Though Canadians will cut back on branch visits in the pandemic era, banks should be wary about closing too many of their costly physical branches. A majority (62%) of respondents said that they would move at least some of their business to a new bank if their primary bank’s local branch closed. When choosing where to open a new account after the lockdown, 57% said they would only consider a bank with physical branches.

“Branch traffic declined sharply in the immediate aftermath of Covid-19, a behavior that will likely stick to some extent until we have mass vaccinations,” said Wei Ke, a managing partner at Simon-Kucher. “Banks are at an important crossroad as the bank branch has historically played a critical role in customer acquisitions, brand building, and customer relationships.”

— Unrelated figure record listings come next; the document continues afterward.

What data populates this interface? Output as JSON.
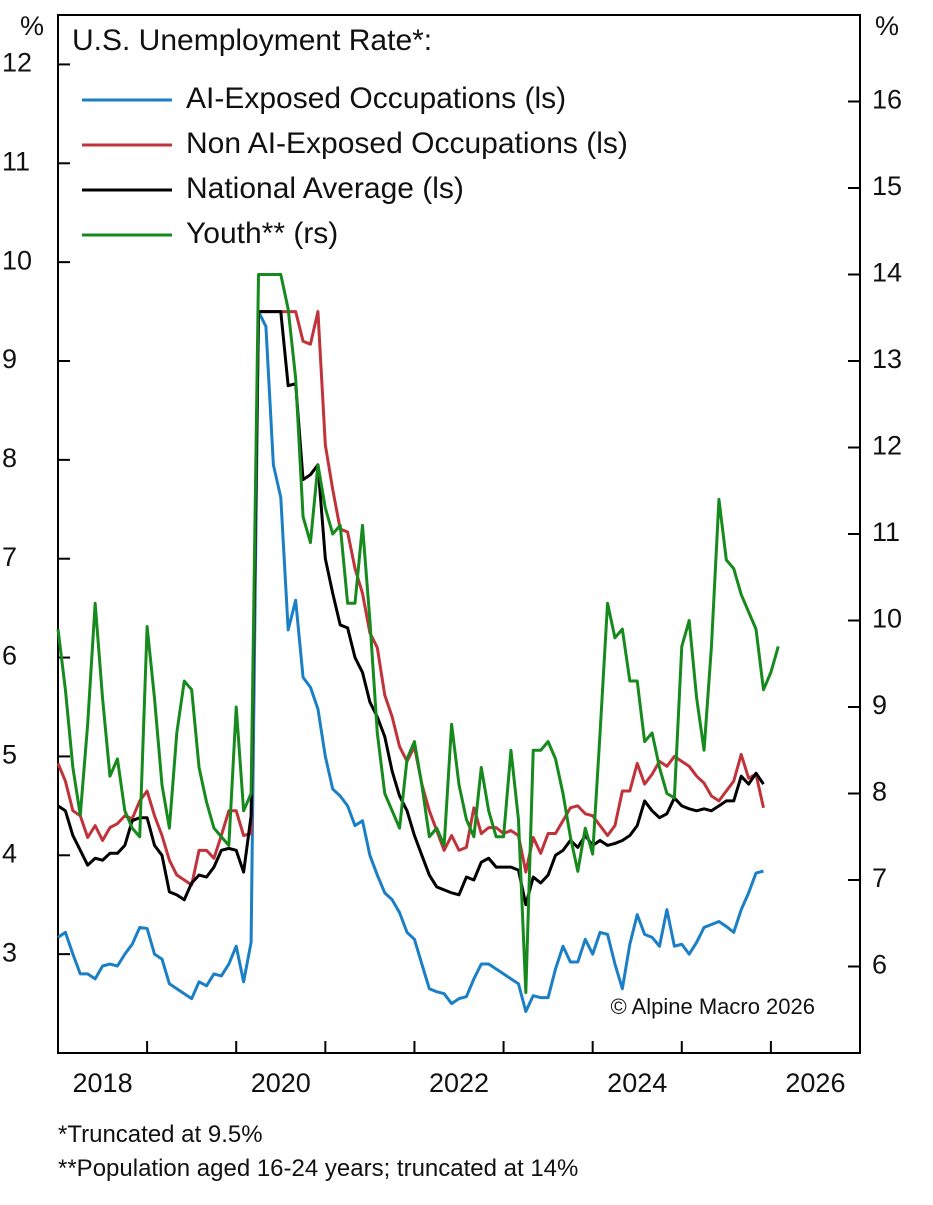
{
  "chart_data": {
    "type": "line",
    "title": "U.S. Unemployment Rate*:",
    "y_unit": "%",
    "y2_unit": "%",
    "annotation": "© Alpine Macro 2026",
    "footnotes": [
      "*Truncated at 9.5%",
      "**Population aged 16-24 years; truncated at 14%"
    ],
    "legend": "upper left",
    "xlim": [
      2018,
      2027
    ],
    "xticks": [
      {
        "value": 2018.5,
        "label": "2018"
      },
      {
        "value": 2020.5,
        "label": "2020"
      },
      {
        "value": 2022.5,
        "label": "2022"
      },
      {
        "value": 2024.5,
        "label": "2024"
      },
      {
        "value": 2026.5,
        "label": "2026"
      }
    ],
    "x_minor_ticks": [
      2019,
      2020,
      2021,
      2022,
      2023,
      2024,
      2025,
      2026
    ],
    "ylim": [
      2,
      12.5
    ],
    "yticks": [
      3,
      4,
      5,
      6,
      7,
      8,
      9,
      10,
      11,
      12
    ],
    "y2lim": [
      5,
      17
    ],
    "y2ticks": [
      6,
      7,
      8,
      9,
      10,
      11,
      12,
      13,
      14,
      15,
      16
    ],
    "x": [
      2018,
      2018.083,
      2018.167,
      2018.25,
      2018.333,
      2018.417,
      2018.5,
      2018.583,
      2018.667,
      2018.75,
      2018.833,
      2018.917,
      2019,
      2019.083,
      2019.167,
      2019.25,
      2019.333,
      2019.417,
      2019.5,
      2019.583,
      2019.667,
      2019.75,
      2019.833,
      2019.917,
      2020,
      2020.083,
      2020.167,
      2020.25,
      2020.333,
      2020.417,
      2020.5,
      2020.583,
      2020.667,
      2020.75,
      2020.833,
      2020.917,
      2021,
      2021.083,
      2021.167,
      2021.25,
      2021.333,
      2021.417,
      2021.5,
      2021.583,
      2021.667,
      2021.75,
      2021.833,
      2021.917,
      2022,
      2022.083,
      2022.167,
      2022.25,
      2022.333,
      2022.417,
      2022.5,
      2022.583,
      2022.667,
      2022.75,
      2022.833,
      2022.917,
      2023,
      2023.083,
      2023.167,
      2023.25,
      2023.333,
      2023.417,
      2023.5,
      2023.583,
      2023.667,
      2023.75,
      2023.833,
      2023.917,
      2024,
      2024.083,
      2024.167,
      2024.25,
      2024.333,
      2024.417,
      2024.5,
      2024.583,
      2024.667,
      2024.75,
      2024.833,
      2024.917,
      2025,
      2025.083,
      2025.167,
      2025.25,
      2025.333,
      2025.417,
      2025.5,
      2025.583,
      2025.667,
      2025.75,
      2025.833,
      2025.917,
      2026,
      2026.083
    ],
    "series": [
      {
        "name": "AI-Exposed Occupations (ls)",
        "color": "#1a7fc4",
        "values": [
          3.17,
          3.22,
          3.0,
          2.8,
          2.8,
          2.75,
          2.88,
          2.9,
          2.88,
          3.0,
          3.1,
          3.27,
          3.26,
          3.0,
          2.95,
          2.7,
          2.65,
          2.6,
          2.55,
          2.72,
          2.68,
          2.8,
          2.78,
          2.9,
          3.08,
          2.72,
          3.12,
          9.5,
          9.35,
          7.95,
          7.62,
          6.28,
          6.58,
          5.8,
          5.7,
          5.48,
          5.0,
          4.67,
          4.6,
          4.5,
          4.3,
          4.35,
          4.0,
          3.8,
          3.62,
          3.55,
          3.42,
          3.22,
          3.15,
          2.9,
          2.65,
          2.62,
          2.6,
          2.5,
          2.55,
          2.57,
          2.75,
          2.9,
          2.9,
          2.85,
          2.8,
          2.75,
          2.7,
          2.42,
          2.58,
          2.56,
          2.56,
          2.85,
          3.08,
          2.92,
          2.92,
          3.15,
          3.0,
          3.22,
          3.2,
          2.9,
          2.65,
          3.1,
          3.4,
          3.2,
          3.17,
          3.08,
          3.45,
          3.08,
          3.1,
          3.0,
          3.12,
          3.27,
          3.3,
          3.33,
          3.28,
          3.22,
          3.45,
          3.62,
          3.82,
          3.84,
          null,
          null
        ]
      },
      {
        "name": "Non AI-Exposed Occupations (ls)",
        "color": "#c0333b",
        "values": [
          4.93,
          4.75,
          4.45,
          4.4,
          4.18,
          4.3,
          4.15,
          4.28,
          4.32,
          4.4,
          4.37,
          4.55,
          4.65,
          4.4,
          4.2,
          3.95,
          3.8,
          3.75,
          3.7,
          4.05,
          4.05,
          3.97,
          4.2,
          4.45,
          4.45,
          4.2,
          4.22,
          9.5,
          9.5,
          9.5,
          9.5,
          9.5,
          9.5,
          9.2,
          9.17,
          9.5,
          8.15,
          7.7,
          7.3,
          7.27,
          6.9,
          6.65,
          6.25,
          6.1,
          5.62,
          5.4,
          5.1,
          4.95,
          5.1,
          4.72,
          4.45,
          4.25,
          4.05,
          4.2,
          4.05,
          4.08,
          4.48,
          4.22,
          4.28,
          4.28,
          4.22,
          4.25,
          4.2,
          3.83,
          4.18,
          4.02,
          4.22,
          4.22,
          4.35,
          4.48,
          4.5,
          4.42,
          4.4,
          4.3,
          4.2,
          4.3,
          4.65,
          4.65,
          4.93,
          4.72,
          4.82,
          4.95,
          4.9,
          5.0,
          4.95,
          4.9,
          4.8,
          4.73,
          4.6,
          4.55,
          4.65,
          4.75,
          5.02,
          4.78,
          4.82,
          4.48,
          null,
          null
        ]
      },
      {
        "name": "National Average (ls)",
        "color": "#000000",
        "values": [
          4.5,
          4.45,
          4.2,
          4.05,
          3.9,
          3.97,
          3.95,
          4.02,
          4.02,
          4.1,
          4.35,
          4.38,
          4.38,
          4.1,
          4.0,
          3.63,
          3.6,
          3.55,
          3.72,
          3.8,
          3.78,
          3.88,
          4.05,
          4.07,
          4.05,
          3.83,
          4.4,
          9.5,
          9.5,
          9.5,
          9.5,
          8.75,
          8.77,
          7.8,
          7.85,
          7.95,
          7.0,
          6.65,
          6.33,
          6.3,
          6.0,
          5.85,
          5.55,
          5.4,
          5.2,
          4.85,
          4.6,
          4.45,
          4.2,
          4.0,
          3.8,
          3.68,
          3.65,
          3.62,
          3.6,
          3.78,
          3.75,
          3.93,
          3.97,
          3.88,
          3.88,
          3.88,
          3.85,
          3.5,
          3.78,
          3.72,
          3.8,
          4.0,
          4.05,
          4.15,
          4.08,
          4.2,
          4.1,
          4.15,
          4.1,
          4.12,
          4.15,
          4.2,
          4.3,
          4.55,
          4.45,
          4.38,
          4.42,
          4.58,
          4.5,
          4.47,
          4.45,
          4.47,
          4.45,
          4.5,
          4.55,
          4.55,
          4.8,
          4.72,
          4.83,
          4.72,
          null,
          null
        ]
      },
      {
        "name": "Youth** (rs)",
        "color": "#178a1d",
        "axis": "y2",
        "values": [
          9.9,
          9.2,
          8.3,
          7.75,
          8.8,
          10.2,
          9.1,
          8.2,
          8.4,
          7.8,
          7.6,
          7.5,
          9.93,
          9.1,
          8.1,
          7.6,
          8.7,
          9.3,
          9.2,
          8.3,
          7.9,
          7.6,
          7.5,
          7.4,
          9.0,
          7.8,
          8.0,
          14.0,
          14.0,
          14.0,
          14.0,
          13.6,
          12.8,
          11.2,
          10.9,
          11.8,
          11.3,
          11.0,
          11.1,
          10.2,
          10.2,
          11.1,
          10.0,
          8.7,
          8.0,
          7.8,
          7.6,
          8.4,
          8.6,
          8.1,
          7.5,
          7.6,
          7.4,
          8.8,
          8.1,
          7.7,
          7.5,
          8.3,
          7.8,
          7.5,
          7.5,
          8.5,
          7.7,
          5.7,
          8.5,
          8.5,
          8.6,
          8.4,
          8.0,
          7.5,
          7.1,
          7.6,
          7.3,
          8.7,
          10.2,
          9.8,
          9.9,
          9.3,
          9.3,
          8.6,
          8.7,
          8.3,
          8.0,
          7.95,
          9.7,
          10.0,
          9.1,
          8.5,
          9.7,
          11.4,
          10.7,
          10.6,
          10.3,
          10.1,
          9.9,
          9.2,
          9.4,
          9.7
        ]
      }
    ]
  }
}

Nearly half of Canadians will reduce bank visits after lockdown ends

A substantial number of Canadians said they would complete certain banking activities at a physical branch after an easing of restrictions, such as getting a mortgage (71%), opening a business banking account (62%), and opening a savings account (60%).

Older consumers were less likely to reduce branch visits, at 30% of those age 65+, compared to 59% of consumers between 25 and 44.

The Simon-Kucher survey did find that Canadians would travel longer distances to their nearest branch if their bank also offered best-in-class digital capabilities. Tolerance for travel time increased from a 27-minute walk to a 37-minute walk for urban dwellers, and from a 15-minute to a 28-minute drive for suburban and rural dwellers.

Digital capabilities are especially important to banking consumers currently, with 55% saying that they would not open an account at a bank lacking best-in-class digital capabilities.

Respondents were most satisfied with the digital services at digital-only banks, with 47% completely satisfied with their digital offerings. Next were primary customers of credit unions (41%), followed by second-tier banks (31%). Customers of the Big Five banks were least satisfied with digital offerings (28%).